E’, quindi, da escludere che nella specie, a fronte delle domande di concessione avanzate dagli interessati in applicazione delle norme direttamente dettate dal legislatore, fosse richiesto l’inoltro di comunicazioni di avvio del relativo procedimento.

Né un tale adempimento si rende necessario al più limitato scopo di rendere noti l’ufficio e la persona responsabile del procedimento. L’art. 5 della legge n. 241 prevede, infatti, che tali informazioni sono fornite nella comunicazione di cui all’art. 7 o, comunque, a richiesta di chiunque vi abbia interesse. Ciò lascia intendere che, se la comunicazione ex art. 7 non è dovuta, l’interessato può acquisire ogni notizia utile sull’argomento mediante un semplice interpello.
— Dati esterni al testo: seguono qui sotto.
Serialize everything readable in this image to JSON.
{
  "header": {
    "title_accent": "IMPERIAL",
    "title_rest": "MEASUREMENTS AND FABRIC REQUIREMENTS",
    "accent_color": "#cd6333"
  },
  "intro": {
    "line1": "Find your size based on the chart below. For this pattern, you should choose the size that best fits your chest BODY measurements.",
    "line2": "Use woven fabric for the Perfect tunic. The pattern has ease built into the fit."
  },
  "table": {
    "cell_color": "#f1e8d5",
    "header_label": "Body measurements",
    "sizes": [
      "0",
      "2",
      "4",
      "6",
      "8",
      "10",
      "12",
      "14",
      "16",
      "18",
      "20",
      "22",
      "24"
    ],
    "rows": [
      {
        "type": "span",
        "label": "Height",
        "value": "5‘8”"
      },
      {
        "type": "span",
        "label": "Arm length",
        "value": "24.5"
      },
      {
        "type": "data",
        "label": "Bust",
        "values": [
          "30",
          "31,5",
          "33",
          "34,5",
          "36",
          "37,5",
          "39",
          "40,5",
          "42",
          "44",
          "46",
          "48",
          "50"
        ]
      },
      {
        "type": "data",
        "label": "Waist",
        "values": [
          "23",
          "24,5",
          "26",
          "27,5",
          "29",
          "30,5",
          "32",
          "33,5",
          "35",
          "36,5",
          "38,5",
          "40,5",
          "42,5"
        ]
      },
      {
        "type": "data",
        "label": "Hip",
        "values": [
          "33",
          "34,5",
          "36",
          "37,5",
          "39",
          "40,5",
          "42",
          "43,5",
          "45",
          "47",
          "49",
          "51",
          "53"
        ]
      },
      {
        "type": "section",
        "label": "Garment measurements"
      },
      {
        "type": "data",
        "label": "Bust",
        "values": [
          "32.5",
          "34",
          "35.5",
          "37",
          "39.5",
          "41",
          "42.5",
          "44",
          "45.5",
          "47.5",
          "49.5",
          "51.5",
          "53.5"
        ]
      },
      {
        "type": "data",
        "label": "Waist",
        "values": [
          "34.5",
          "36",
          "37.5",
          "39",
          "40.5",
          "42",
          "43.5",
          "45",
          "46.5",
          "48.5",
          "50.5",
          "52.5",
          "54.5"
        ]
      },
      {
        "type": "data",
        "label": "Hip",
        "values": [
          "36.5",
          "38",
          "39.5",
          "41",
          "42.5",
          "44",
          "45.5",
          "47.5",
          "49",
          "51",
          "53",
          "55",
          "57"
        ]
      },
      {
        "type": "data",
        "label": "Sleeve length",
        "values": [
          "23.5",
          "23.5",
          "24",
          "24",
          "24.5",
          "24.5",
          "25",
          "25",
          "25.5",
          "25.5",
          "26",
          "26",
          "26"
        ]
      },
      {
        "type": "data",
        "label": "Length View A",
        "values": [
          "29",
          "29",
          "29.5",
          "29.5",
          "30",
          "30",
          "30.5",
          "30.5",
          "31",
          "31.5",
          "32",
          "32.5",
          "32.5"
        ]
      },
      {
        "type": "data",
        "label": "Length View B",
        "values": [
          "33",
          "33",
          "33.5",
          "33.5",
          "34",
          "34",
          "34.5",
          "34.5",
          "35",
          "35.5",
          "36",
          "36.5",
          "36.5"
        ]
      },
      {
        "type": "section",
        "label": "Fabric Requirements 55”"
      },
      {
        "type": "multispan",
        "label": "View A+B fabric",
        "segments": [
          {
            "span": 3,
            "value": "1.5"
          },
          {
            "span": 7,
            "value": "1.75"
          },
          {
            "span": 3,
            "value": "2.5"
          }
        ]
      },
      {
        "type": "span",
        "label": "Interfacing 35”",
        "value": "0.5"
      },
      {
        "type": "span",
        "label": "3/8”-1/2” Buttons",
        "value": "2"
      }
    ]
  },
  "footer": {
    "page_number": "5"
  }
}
Inoltre, non è superfluo sottolineare che l’art. 8 della legge n. 241 prevede che l’inosservanza degli adempimenti prescritti in materia influisce sulla legittimità degli atti adottati(sempre che sia fatta valere dal soggetto direttamente interessato) solo nel caso di “omissione” della comunicazione, con la conseguenza che tutti gli altri difetti formali integrano una mera irregolarità che può trovare altrimenti rimedio negli strumenti partecipativi previsti dalla legge, senza compromettere la validità degli atti emanati.

3. Il ricorso in esame va dunque respinto. Considerate peraltro le vicende dell’incidente cautelare, nel cui ambito era stato riconosciuto il “fumus boni iuris” dell’impugnativa, sussistono giusti motivi per la compensazione delle spose di causa.

P. Q. M.

Il Tribunale amministrativo regionale per la Campania, sezione prima, respinge il ricorso n. 4623/94.

Spese compensato.

Ordina che la presente sentenza sia eseguita dall’autorità amministrativa.